Published:Wednesday | November 7, 2018 | 12:00 AMNickoy Wilson/Gleaner Writer

Defence attorney Norman Godfrey told jurors yesterday to prevent injustice by returning a verdict of not guilty to each of the five counts on the indictment against murder accused Constable Collis 'Chucky' Brown.

While presenting his closing arguments at the Home Circuit Court in downtown Kingston, Godfrey suggested that "impropriety and injustice reared its head" early in the form of Assistant Commissioner of the Independent Commission of Investigations (INDECOM) Hamish Campbell's conduct when the meeting took place with Brown on August 6, 2013.

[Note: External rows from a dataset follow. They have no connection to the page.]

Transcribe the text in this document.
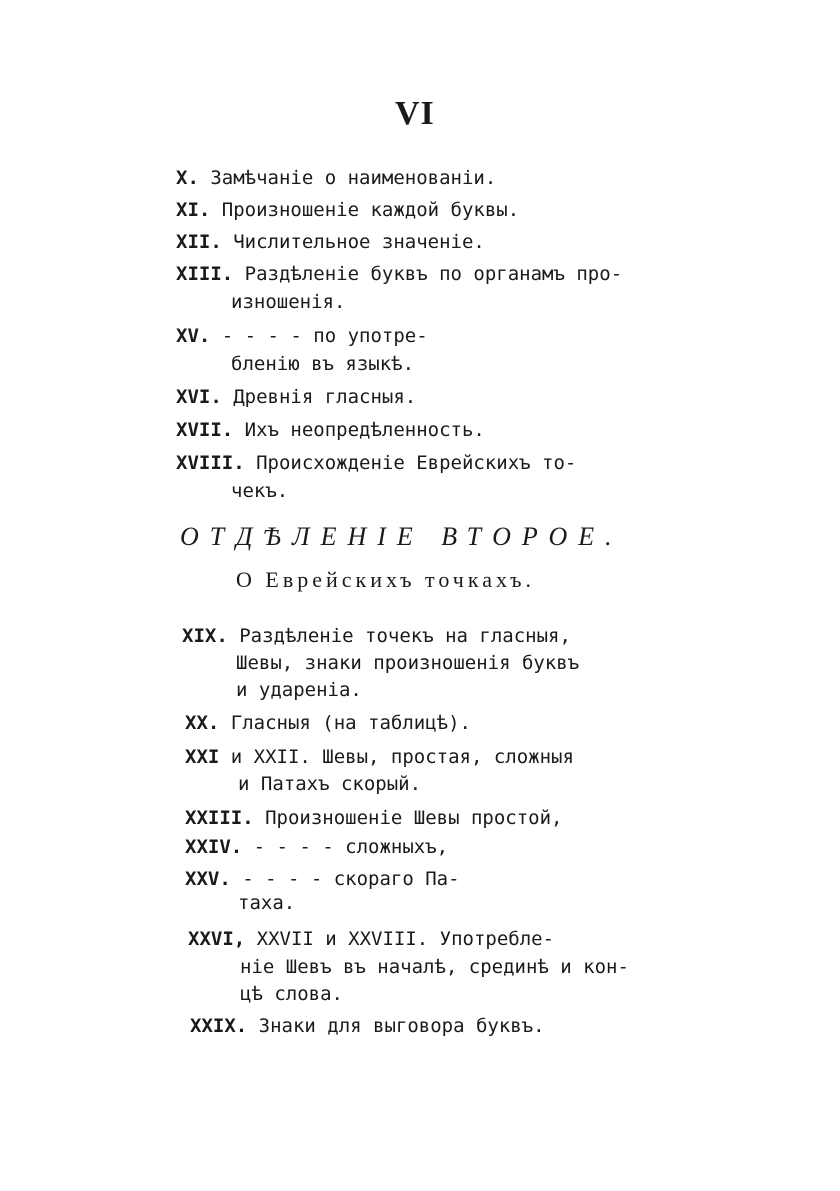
VI
X. Замѣчаніе о наименованіи.
XI. Произношеніе каждой буквы.
XII. Числительное значеніе.
XIII. Раздѣленіе буквъ по органамъ про-
изношенія.
XV. - - - - по употре-
бленію въ языкѣ.
XVI. Древнія гласныя.
XVII. Ихъ неопредѣленность.
XVIII. Происхожденіе Еврейскихъ то-
чекъ.
ОТДѢЛЕНІЕ ВТОРОЕ.
О Еврейскихъ точкахъ.
XIX. Раздѣленіе точекъ на гласныя,
Шевы, знаки произношенія буквъ
и удареніа.
XX. Гласныя (на таблицѣ).
XXI и XXII. Шевы, простая, сложныя
и Патахъ скорый.
XXIII. Произношеніе Шевы простой,
XXIV. - - - - сложныхъ,
XXV. - - - - скораго Па-
таха.
XXVI, XXVII и XXVIII. Употребле-
ніе Шевъ въ началѣ, срединѣ и кон-
цѣ слова.
XXIX. Знаки для выговора буквъ.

"He (Campbell) knew early during the meeting that Collis Brown was incriminating himself," said Godfrey, arguing that Campbell should have advised the accused of the perils to which he was exposing himself. "The law requires him to have done that."

The defence attorney described the assistant commissioner's conduct on that day as reptilian. "Not one that has legs, but glides on its belly - a snake," he said.

Godfrey also said that during meetings with INDECOM, the issue of relocating Brown and his family abroad and of his protection while in Jamaica was "held out to him" by the agency, which explained why his client was so willing to speak.

Eyewitness 'a stranger to truth' - attorney

The defence attorney for murder accused Constable Collis 'Chucky' Brown yesterday said that the prosecution's sole eyewitness was "a total stranger to the truth".

According to Norman Godfrey, the witness' testimony that he saw the accused come out of the vehicle on January 10, 2009, along the Palmer's Cross main road in Clarendon cannot be believed.

He said that the prosecution wants the jury to believe that Brown was in the vehicle or that he was the driver of the vehicle based on witness testimony and Brown's interview, respectively.

Godfrey said, "If you don't believe Brown, you can't believe the prosecution."

He maintained that Robert 'Gutty' Dawkins was not running away from the alleged shooter because the medical evidence shows that he was shot from the front, not from behind.

The prosecution ended their closing arguments suggesting that Brown made his own decision when he carried out the alleged killings. They said that because Brown did not have to follow an unlawful order, this obliterated the argument that he did not have a choice in what he allegedly did.

Brown is on trial for the 2009 murder of Dawkins as well as the December 13, 2012, murders of Dwayne Douglas and Andrew Fearon along the Swansea main road in the parish.

He is also facing one count of wounding with intent and one count of conspiracy to murder.

The defence will continue presenting its closing arguments today.